To answer your question: Yes, $O$ is the midpoint of $AE$, and is a consequence of Menelaus' Theorem. However you do not need this to solve your question. We just need the fact that the ratio of the area of two triangles sharing the same height is equal to the ratio of the length of their bases.
Construct the segment $OB$.
Given that $AD : DB = 1:2$, the area of $\triangle BOD$ is twice that of $\triangle AOD$, i.e. its area is $40$.

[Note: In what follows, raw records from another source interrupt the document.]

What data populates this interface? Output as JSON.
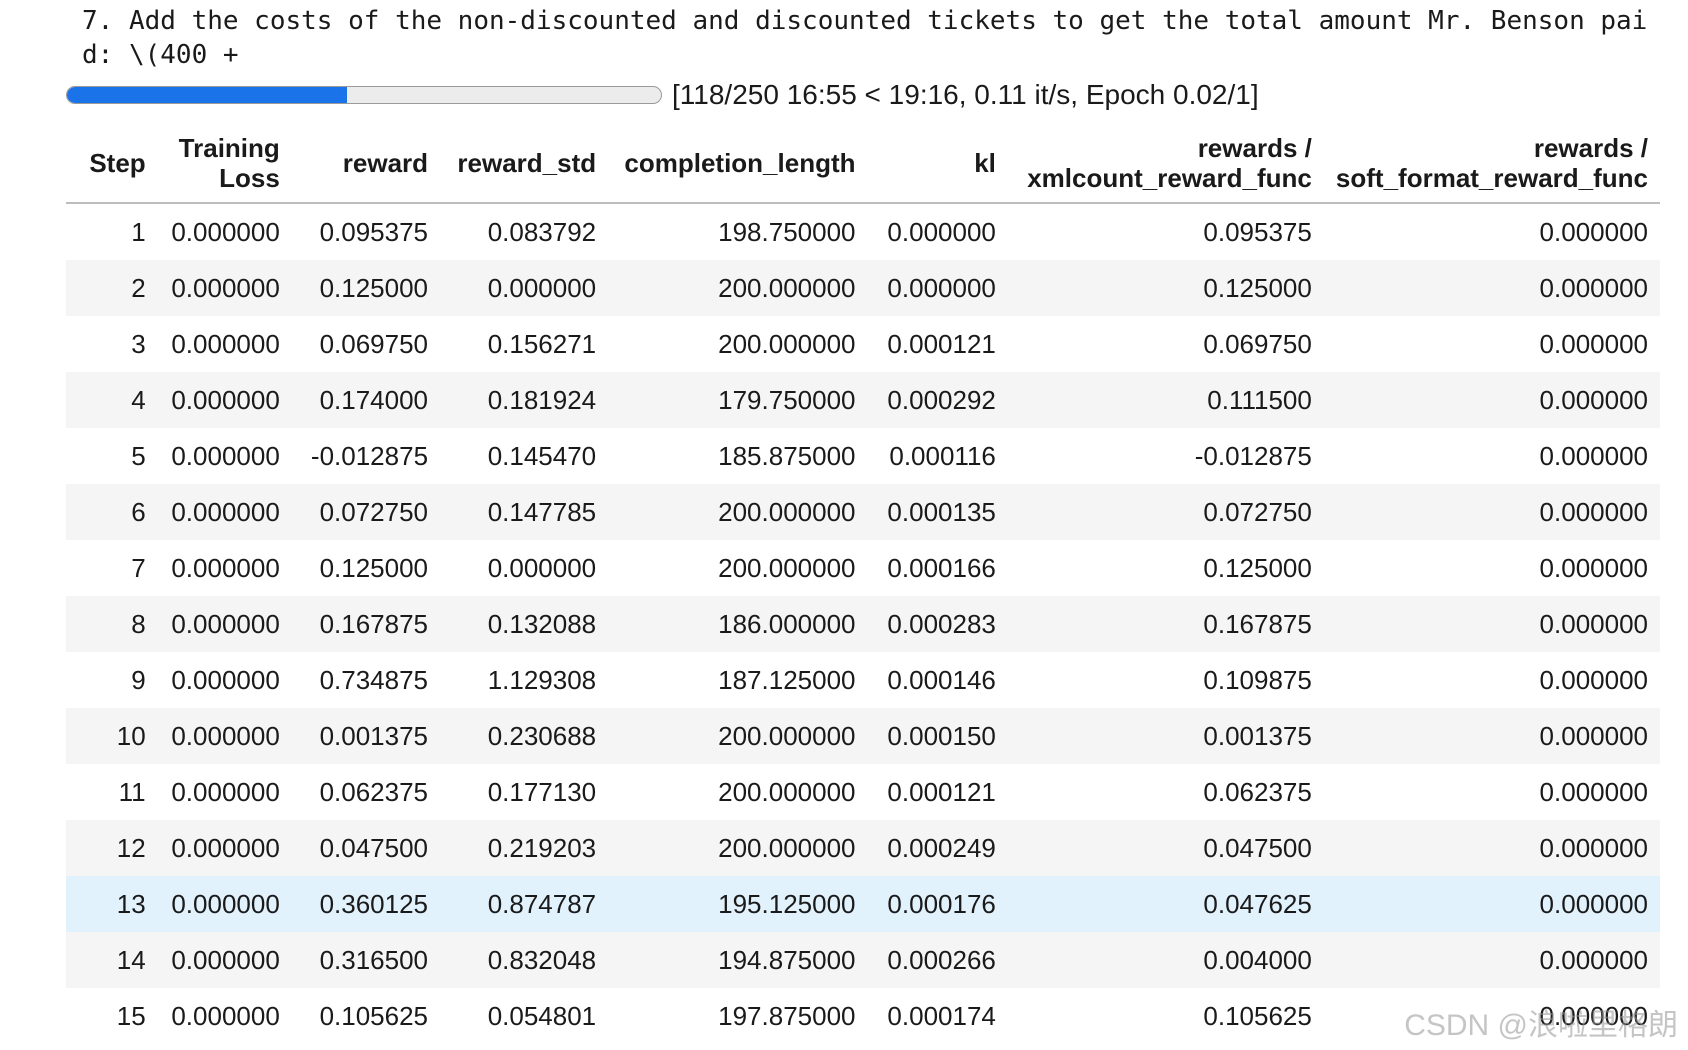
{
  "output_text": {
    "line1": "7. Add the costs of the non-discounted and discounted tickets to get the total amount Mr. Benson pai",
    "line2": "d: \\(400 +"
  },
  "progress": {
    "fraction": 0.472,
    "status_text": "[118/250 16:55 < 19:16, 0.11 it/s, Epoch 0.02/1]",
    "fill_color": "#1a73e8"
  },
  "table": {
    "headers": {
      "step": "Step",
      "training_loss_1": "Training",
      "training_loss_2": "Loss",
      "reward": "reward",
      "reward_std": "reward_std",
      "completion_length": "completion_length",
      "kl": "kl",
      "xml_1": "rewards /",
      "xml_2": "xmlcount_reward_func",
      "soft_1": "rewards /",
      "soft_2": "soft_format_reward_func"
    },
    "rows": [
      {
        "step": "1",
        "loss": "0.000000",
        "reward": "0.095375",
        "reward_std": "0.083792",
        "completion_length": "198.750000",
        "kl": "0.000000",
        "xml": "0.095375",
        "soft": "0.000000"
      },
      {
        "step": "2",
        "loss": "0.000000",
        "reward": "0.125000",
        "reward_std": "0.000000",
        "completion_length": "200.000000",
        "kl": "0.000000",
        "xml": "0.125000",
        "soft": "0.000000"
      },
      {
        "step": "3",
        "loss": "0.000000",
        "reward": "0.069750",
        "reward_std": "0.156271",
        "completion_length": "200.000000",
        "kl": "0.000121",
        "xml": "0.069750",
        "soft": "0.000000"
      },
      {
        "step": "4",
        "loss": "0.000000",
        "reward": "0.174000",
        "reward_std": "0.181924",
        "completion_length": "179.750000",
        "kl": "0.000292",
        "xml": "0.111500",
        "soft": "0.000000"
      },
      {
        "step": "5",
        "loss": "0.000000",
        "reward": "-0.012875",
        "reward_std": "0.145470",
        "completion_length": "185.875000",
        "kl": "0.000116",
        "xml": "-0.012875",
        "soft": "0.000000"
      },
      {
        "step": "6",
        "loss": "0.000000",
        "reward": "0.072750",
        "reward_std": "0.147785",
        "completion_length": "200.000000",
        "kl": "0.000135",
        "xml": "0.072750",
        "soft": "0.000000"
      },
      {
        "step": "7",
        "loss": "0.000000",
        "reward": "0.125000",
        "reward_std": "0.000000",
        "completion_length": "200.000000",
        "kl": "0.000166",
        "xml": "0.125000",
        "soft": "0.000000"
      },
      {
        "step": "8",
        "loss": "0.000000",
        "reward": "0.167875",
        "reward_std": "0.132088",
        "completion_length": "186.000000",
        "kl": "0.000283",
        "xml": "0.167875",
        "soft": "0.000000"
      },
      {
        "step": "9",
        "loss": "0.000000",
        "reward": "0.734875",
        "reward_std": "1.129308",
        "completion_length": "187.125000",
        "kl": "0.000146",
        "xml": "0.109875",
        "soft": "0.000000"
      },
      {
        "step": "10",
        "loss": "0.000000",
        "reward": "0.001375",
        "reward_std": "0.230688",
        "completion_length": "200.000000",
        "kl": "0.000150",
        "xml": "0.001375",
        "soft": "0.000000"
      },
      {
        "step": "11",
        "loss": "0.000000",
        "reward": "0.062375",
        "reward_std": "0.177130",
        "completion_length": "200.000000",
        "kl": "0.000121",
        "xml": "0.062375",
        "soft": "0.000000"
      },
      {
        "step": "12",
        "loss": "0.000000",
        "reward": "0.047500",
        "reward_std": "0.219203",
        "completion_length": "200.000000",
        "kl": "0.000249",
        "xml": "0.047500",
        "soft": "0.000000"
      },
      {
        "step": "13",
        "loss": "0.000000",
        "reward": "0.360125",
        "reward_std": "0.874787",
        "completion_length": "195.125000",
        "kl": "0.000176",
        "xml": "0.047625",
        "soft": "0.000000"
      },
      {
        "step": "14",
        "loss": "0.000000",
        "reward": "0.316500",
        "reward_std": "0.832048",
        "completion_length": "194.875000",
        "kl": "0.000266",
        "xml": "0.004000",
        "soft": "0.000000"
      },
      {
        "step": "15",
        "loss": "0.000000",
        "reward": "0.105625",
        "reward_std": "0.054801",
        "completion_length": "197.875000",
        "kl": "0.000174",
        "xml": "0.105625",
        "soft": "0.000000"
      }
    ],
    "highlighted_row_index": 12
  },
  "watermark": "CSDN @浪啦里格朗"
}
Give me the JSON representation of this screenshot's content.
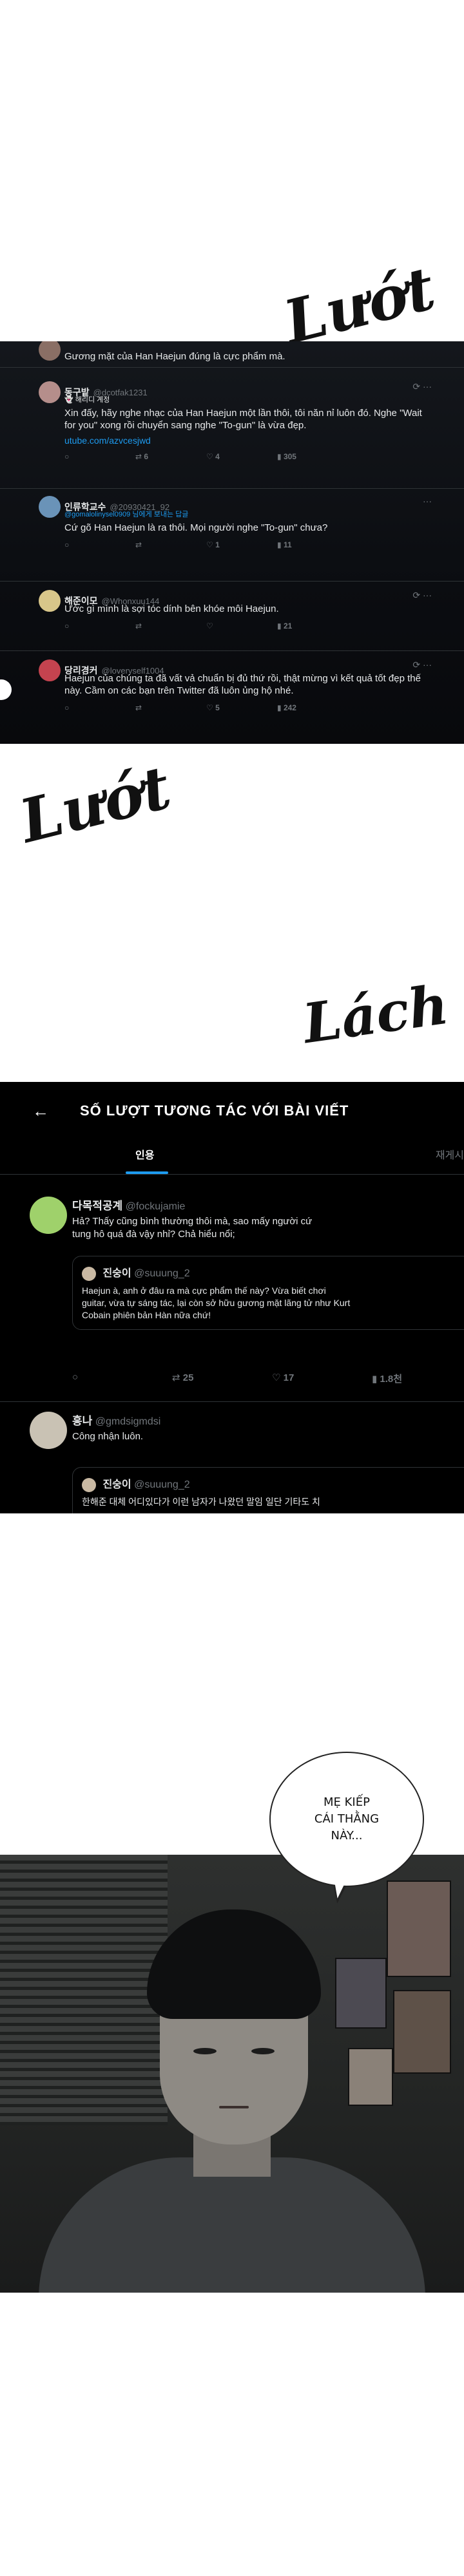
{
  "sfx": {
    "top": "Lướt",
    "middle": "Lướt",
    "right": "Lách"
  },
  "panel1": {
    "tweets": [
      {
        "name": "",
        "handle": "",
        "body": "Gương mặt của Han Haejun đúng là cực phẩm mà.",
        "avatar_color": "#8a6f65"
      },
      {
        "name": "동구밭",
        "handle": "@dcotfak1231",
        "sub": "👻 해리디 계정",
        "body": "Xin đấy, hãy nghe nhạc của Han Haejun một lần thôi, tôi năn nỉ luôn đó. Nghe \"Wait for you\" xong rồi chuyển sang nghe \"To-gun\" là vừa đẹp.",
        "link": "utube.com/azvcesjwd",
        "actions": [
          "",
          "6",
          "4",
          "305"
        ],
        "avatar_color": "#b58e8b"
      },
      {
        "name": "인류학교수",
        "handle": "@20930421_92",
        "sub": "@gomalolinysel0909 님에게 보내는 답글",
        "body": "Cứ gõ Han Haejun là ra thôi. Mọi người nghe \"To-gun\" chưa?",
        "actions": [
          "",
          "",
          "1",
          "11"
        ],
        "avatar_color": "#6a93b8"
      },
      {
        "name": "해준이모",
        "handle": "@Whonxuu144",
        "body": "Ước gì mình là sợi tóc dính bên khóe môi Haejun.",
        "actions": [
          "",
          "",
          "",
          "21"
        ],
        "avatar_color": "#d8c68a"
      },
      {
        "name": "당리경커",
        "handle": "@loveryself1004",
        "body": "Haejun của chúng ta đã vất vả chuẩn bị đủ thứ rồi, thật mừng vì kết quả tốt đẹp thế này. Cầm on các bạn trên Twitter đã luôn ủng hộ nhé.",
        "actions": [
          "",
          "",
          "5",
          "242"
        ],
        "avatar_color": "#c4434f"
      }
    ]
  },
  "panel2": {
    "title": "SỐ LƯỢT TƯƠNG TÁC VỚI BÀI VIẾT",
    "tab_active": "인용",
    "tab_right": "재게시",
    "quotes": [
      {
        "name": "다목적공계",
        "handle": "@fockujamie",
        "body": "Hả? Thấy cũng bình thường thôi mà, sao mấy người cứ tung hô quá đà vậy nhỉ? Chả hiểu nổi;",
        "avatar_color": "#9fd16b",
        "quote": {
          "name": "진숭이",
          "handle": "@suuung_2",
          "body": "Haejun à, anh ở đâu ra mà cực phẩm thế này? Vừa biết chơi guitar, vừa tự sáng tác, lại còn sở hữu gương mặt lãng tử như Kurt Cobain phiên bản Hàn nữa chứ!"
        },
        "actions": [
          "",
          "25",
          "17",
          "1.8천"
        ]
      },
      {
        "name": "흥나",
        "handle": "@gmdsigmdsi",
        "body": "Công nhận luôn.",
        "avatar_color": "#c9c2b4",
        "quote": {
          "name": "진숭이",
          "handle": "@suuung_2",
          "body": "한해준 대체 어디있다가 이런 남자가 나왔던 말임 일단 기타도 치"
        }
      }
    ]
  },
  "panel3": {
    "bubble": "MẸ KIẾP\nCÁI THẰNG\nNÀY..."
  }
}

Since $BE =EC$, the areas of $\triangle OEB$ and $\triangle OEC$ are equal. The areas of $\triangle AEB$ and $\triangle AEC$ are equal too. Hence the areas of $\triangle AOB$ and $\triangle AOC$ are equal by subtraction. Therefore the area of $\triangle AOC = 60$.
Now we finish off by noting that the area of $\triangle CDB$ is twice that of $\triangle CDA$.